Acceptance. Forgiveness. Grace. These are profound topics deftly woven into this powerful short novel about a man searching for the truth. In The Encounter, teaching pastor Stephen Arterburn introduces us to the character of Jonathan Rush. Jonathan is a successful entrepreneur with a much less successful personal life, and he has come to Fairbanks, Alaska on the advice of his counselor. His task — to find out as much as he can about the mother who gave him up as a young boy.
As Jonathan begins his quest, he comes up against a local reporter who thinks he is in town to scout a new business location. They eventually team up (off the record) to unravel his personal mystery, following clues from the Kellner Children’s Home to the Fellowship Baptist Church’s Wednesday evening supper to a cabin in the woods, where they meet a woman named Mercy who seems to have some information about her former neighbor.
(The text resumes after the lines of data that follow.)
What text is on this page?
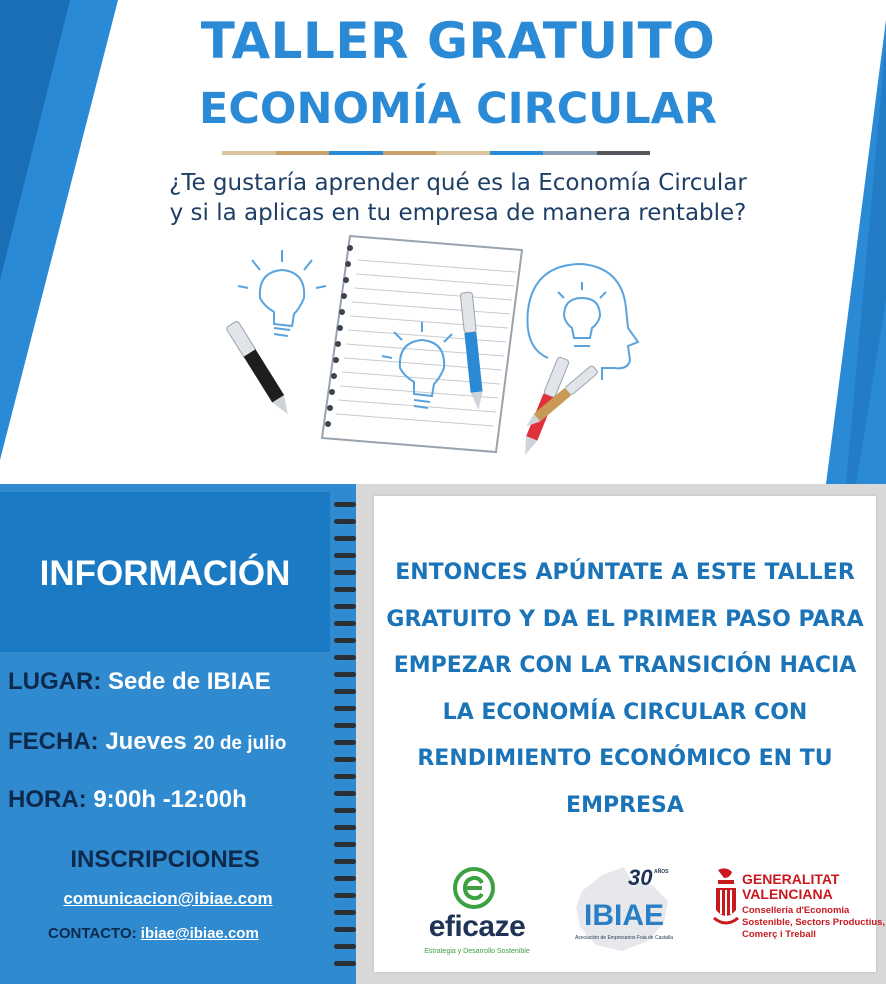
TALLER GRATUITO
ECONOMÍA CIRCULAR
¿Te gustaría aprender qué es la Economía Circular
y si la aplicas en tu empresa de manera rentable?
INFORMACIÓN
LUGAR: Sede de IBIAE
FECHA: Jueves 20 de julio
HORA: 9:00h -12:00h
INSCRIPCIONES
comunicacion@ibiae.com
CONTACTO: ibiae@ibiae.com
ENTONCES APÚNTATE A ESTE TALLER
GRATUITO Y DA EL PRIMER PASO PARA
EMPEZAR CON LA TRANSICIÓN HACIA
LA ECONOMÍA CIRCULAR CON
RENDIMIENTO ECONÓMICO EN TU
EMPRESA
eficaze
Estrategia y Desarrollo Sostenible
30 AÑOS
IBIAE
Asociación de Empresarios Foia de Castalla
GENERALITAT
VALENCIANA
Conselleria d'Economia
Sostenible, Sectors Productius,
Comerç i Treball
Jonathan’s story alternates with that of Ada Rose Guthrie, another resident of Fairbanks, who makes a habit of reading the newspaper at the local diner and stealing any articles she finds about the “hometown boy made good” for her personal scrapbook. As Jonathan continues to dig for information, Ada reminisces about the events that brought her to where she is today.
I loved this book on many levels. The plot was engaging, the characters vivid, the narration tight, and the message right on target. Without being preachy or pedantic, Arterburn illustrates how our choices affect our lives, and that of others, and how we also have the choice to hold on to resentment towards those who have hurt us or to find healing through acceptance.